Porto Alegre - "Não está morto quem peleia", uma frase gaúcha adotada por Internacional e Grêmio para suas grandes batalhas, serviu bem para o goleiro Felipe, do Corinthians. Nesta quarta-feira, um ano e 20 dias após ser crucificado pela perda do título da Copa do Brasil, para o Sport, no Recife, o camisa 1 pôde, enfim, sentir o gostinho de levantar a taça da competição. Chamado de frangueiro não faz muito tempo, agora ganhou apelido e bandeira dos torcedores: "A Muralha".
"Ganhamos com parcela de todo mundo. Fomos incríveis", comemorou, chorando, emocionado, após nova noite de belas defesas. "Está vendo, trabalhando se conquista tudo, parabéns", ouviu de Mano Menezes, num abraço caloroso.

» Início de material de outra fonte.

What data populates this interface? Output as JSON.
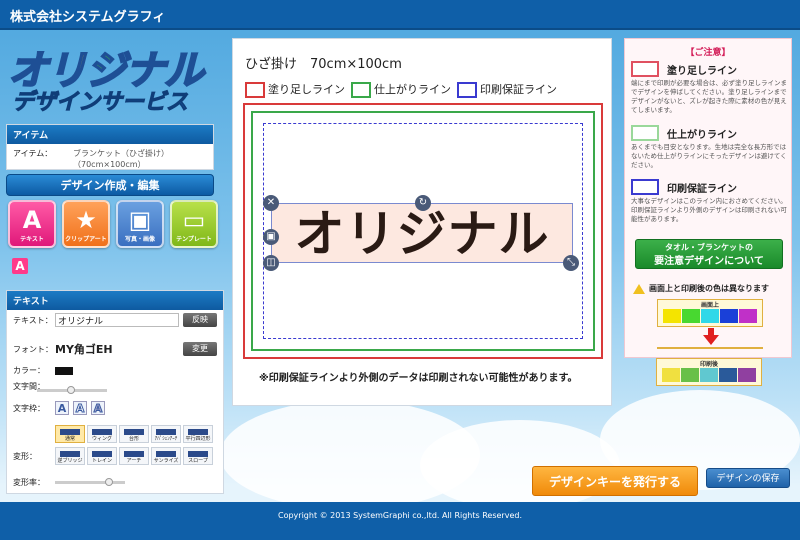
{
  "header": {
    "company": "株式会社システムグラフィ"
  },
  "logo": {
    "line1_chars": [
      "オ",
      "リ",
      "ジ",
      "ナ",
      "ル"
    ],
    "line1_colors": [
      "#2f86d6",
      "#f0c020",
      "#3cb84a",
      "#2f86d6",
      "#f08a0a"
    ],
    "line2": "デザインサービス"
  },
  "item": {
    "title": "アイテム",
    "label": "アイテム：",
    "value_line1": "ブランケット（ひざ掛け）",
    "value_line2": "（70cm×100cm）"
  },
  "design_button": "デザイン作成・編集",
  "tools": [
    {
      "glyph": "A",
      "label": "テキスト"
    },
    {
      "glyph": "★",
      "label": "クリップアート"
    },
    {
      "glyph": "▣",
      "label": "写真・画像"
    },
    {
      "glyph": "▭",
      "label": "テンプレート"
    }
  ],
  "active_tool_glyph": "A",
  "text_panel": {
    "title": "テキスト",
    "text_label": "テキスト：",
    "text_value": "オリジナル",
    "apply_button": "反映",
    "font_label": "フォント：",
    "font_value": "MY角ゴEH",
    "change_button": "変更",
    "color_label": "カラー：",
    "spacing_label": "文字間：",
    "outline_label": "文字枠：",
    "outline_options": [
      "A",
      "A",
      "A"
    ],
    "warp_label": "変形：",
    "warp_options": [
      "通常",
      "ウィング",
      "台形",
      "ｱﾊﾟｼｪﾝｱｰﾁ",
      "平行四辺形",
      "逆ブリッジ",
      "トレイン",
      "アーチ",
      "サンライズ",
      "スロープ"
    ],
    "warp_rate_label": "変形率："
  },
  "canvas": {
    "size_title": "ひざ掛け　70cm×100cm",
    "legend": [
      {
        "label": "塗り足しライン",
        "color": "#d93a3a"
      },
      {
        "label": "仕上がりライン",
        "color": "#3aa84a"
      },
      {
        "label": "印刷保証ライン",
        "color": "#3a3ad0"
      }
    ],
    "text_object": "オリジナル",
    "note": "※印刷保証ラインより外側のデータは印刷されない可能性があります。"
  },
  "notice": {
    "title": "【ご注意】",
    "items": [
      {
        "label": "塗り足しライン",
        "color": "#e05060",
        "desc": "端にまで印刷が必要な場合は、必ず塗り足しラインまでデザインを伸ばしてください。塗り足しラインまでデザインがないと、ズレが起きた際に素材の色が見えてしまいます。"
      },
      {
        "label": "仕上がりライン",
        "color": "#9ad89a",
        "desc": "あくまでも目安となります。生地は完全な長方形ではないため仕上がりラインにそったデザインは避けてください。"
      },
      {
        "label": "印刷保証ライン",
        "color": "#3a3ad0",
        "desc": "大事なデザインはこのライン内におさめてください。印刷保証ラインより外側のデザインは印刷されない可能性があります。"
      }
    ],
    "caution_button_line1": "タオル・ブランケットの",
    "caution_button_line2": "要注意デザインについて",
    "diff_title": "画面上と印刷後の色は異なります",
    "screen_label": "画面上",
    "print_label": "印刷後",
    "screen_colors": [
      "#f4e400",
      "#48d830",
      "#30d8e8",
      "#1a40d8",
      "#c030c8"
    ],
    "print_colors": [
      "#f0e040",
      "#68c048",
      "#60c8d0",
      "#2a5a9a",
      "#9040a0"
    ]
  },
  "actions": {
    "issue_key": "デザインキーを発行する",
    "save": "デザインの保存"
  },
  "footer": "Copyright © 2013 SystemGraphi co.,ltd. All Rights Reserved."
}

Felipe carregou o peso daquela derrota por muito tempo. Chegou a perder a posição de titular por alguns jogos. Não sabia, mas na verdade estava sendo preservado pelo técnico Mano Menezes após a falha no segundo gol dos pernambucanos. "Realmente fiquei muito magoado com aquela derrota, pois fui crucificado sozinho, fui o único a ter o nome pichado no muro do clube", disse o goleiro. "Mas nunca desisti, procurei falar menos e trabalhar mais".
Aconselhado por amigos e algumas pessoas próximas do clube, Felipe evitou entrevistas fora do campo. Suas palavras estavam prejudicando seu ambiente no grupo e criando clima de revanche com os adversários - vale lembrar das polêmicas com goianos e botafoguenses no ano passado, quando chupou uva verde e imitou o chororô. Ouviu atentamente às recomendações e começou a desenhar sua volta por cima com o preparador de goleiros Mauri Costa Lima
Antes, deixava os treinos antes do fim e chegou a ser apontado como preguiçoso. Agora, até exagera. "Ele se transformou num profissional exemplar", elogiou Mano Menezes.
HISTÓRIA - Realmente, mais calado, Felipe mudou. Foram apresentações de gala na temporada e, como prêmio, as taças de Campeão Paulista e da Copa do Brasil além do reconhecimento da mídia de que merece chance na seleção. O bom momento já fez clubes da Europa, como o Benfica, manifestaram interesse em sua contratação. "Minha vontade é ficar, disputar a Libertadores e fazer história no Corinthians".